Sentiment Agent Workflow Example
Other AI-Powered Use Cases
In similar fashion, you can use n8n to experiment with use cases like:
- Content generation: create drafts for blog posts or social media from trending topics.
- Summarization: automate meeting notes or report summaries with LLMs.
- Data classification: sort incoming documents or emails into categories (spam, priority, etc.).
- Sales enablement: score or prioritize leads using AI-based scoring.
- Media analysis: integrate AI for image or video analysis (e.g., OCR, object recognition).
- Predictive analytics: connect to ML models for forecasting tasks (customer churn, maintenance needs, etc.).
How to Get Started
- Pick a simple use case: For example, chunking and embedding documents.
- Build the workflow: Use n8n’s visual editor to connect a data source, a text splitter node, an embedding node, and a vector store.
- Test different settings: Experiment with different chunk sizes and embedding models; see how the results change.
- Add retrieval and AI nodes: Build a mini RAG chatbot, and test queries on your data.
- Iterate and expand: Once you’re comfortable, try adding more steps like content generation, sentiment analysis, routing steps or other integrations.
Resource tip: Check the n8n documentation and community templates for examples you can adapt.
Key Takeaways
- No-code AI: n8n makes AI workflow automation accessible for business users and citizen developers – no advanced coding or expensive software required.
- Data prep is key: Breaking documents into parts, creating embeddings, and storing them in a vector database are essential steps for building practical tools like chatbots and smarter search systems.
- Integrate with existing tools: n8n connects easily with the platforms you already use including CRMs, ERPs, databases, helpdesk tools, and cloud storage, making it simple to integrate AI into your daily business processes.
- Prototype: The AI automation platforms work for full-scale solutions but also for fast prototypes.
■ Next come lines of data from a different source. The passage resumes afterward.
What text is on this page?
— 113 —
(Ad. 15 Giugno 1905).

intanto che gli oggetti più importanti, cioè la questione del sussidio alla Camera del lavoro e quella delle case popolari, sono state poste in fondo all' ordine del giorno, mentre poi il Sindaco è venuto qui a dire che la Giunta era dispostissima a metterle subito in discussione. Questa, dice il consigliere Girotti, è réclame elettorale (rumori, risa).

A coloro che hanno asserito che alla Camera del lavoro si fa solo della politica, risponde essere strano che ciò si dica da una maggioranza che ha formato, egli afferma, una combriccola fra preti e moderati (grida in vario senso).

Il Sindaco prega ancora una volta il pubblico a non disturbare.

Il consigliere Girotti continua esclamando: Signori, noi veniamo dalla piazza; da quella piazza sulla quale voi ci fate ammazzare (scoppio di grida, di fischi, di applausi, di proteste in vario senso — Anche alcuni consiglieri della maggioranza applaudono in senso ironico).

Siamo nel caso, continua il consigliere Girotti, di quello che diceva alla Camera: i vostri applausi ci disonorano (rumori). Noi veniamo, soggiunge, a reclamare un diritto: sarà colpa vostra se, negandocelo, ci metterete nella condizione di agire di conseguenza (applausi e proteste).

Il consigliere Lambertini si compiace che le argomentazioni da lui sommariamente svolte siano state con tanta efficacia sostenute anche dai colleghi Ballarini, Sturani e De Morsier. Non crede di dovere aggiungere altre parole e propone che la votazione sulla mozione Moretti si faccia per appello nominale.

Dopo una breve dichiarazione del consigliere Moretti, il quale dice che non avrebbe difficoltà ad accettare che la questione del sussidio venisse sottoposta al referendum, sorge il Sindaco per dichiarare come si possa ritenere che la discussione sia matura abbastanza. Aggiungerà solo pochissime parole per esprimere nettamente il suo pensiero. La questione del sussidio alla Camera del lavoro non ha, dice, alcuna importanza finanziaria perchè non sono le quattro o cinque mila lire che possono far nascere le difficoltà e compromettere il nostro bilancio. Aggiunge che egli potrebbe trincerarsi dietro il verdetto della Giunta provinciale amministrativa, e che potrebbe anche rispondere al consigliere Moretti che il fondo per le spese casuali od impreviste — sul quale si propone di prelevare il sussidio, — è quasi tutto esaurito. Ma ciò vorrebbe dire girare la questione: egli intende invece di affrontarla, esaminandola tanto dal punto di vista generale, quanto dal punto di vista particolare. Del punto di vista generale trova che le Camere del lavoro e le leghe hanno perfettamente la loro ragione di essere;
Self-hosting gives you extra flexibility and control.
- Learn by doing: Hands-on experimentation is the best way to learn. Start with small projects, see what works, and build up from there.
Conclusion
In my experience, using a tool like n8n can dramatically shorten the path from an AI idea to a working prototype. It’s quick to set up and lets you focus on the concept instead of infrastructure.
Whether you’re a developer or a business analyst, you can build powerful, AI-driven workflow, today.
If you’re looking to automate, prototype, or just experiment with AI, I recommend giving n8n (or a similar tool) a try.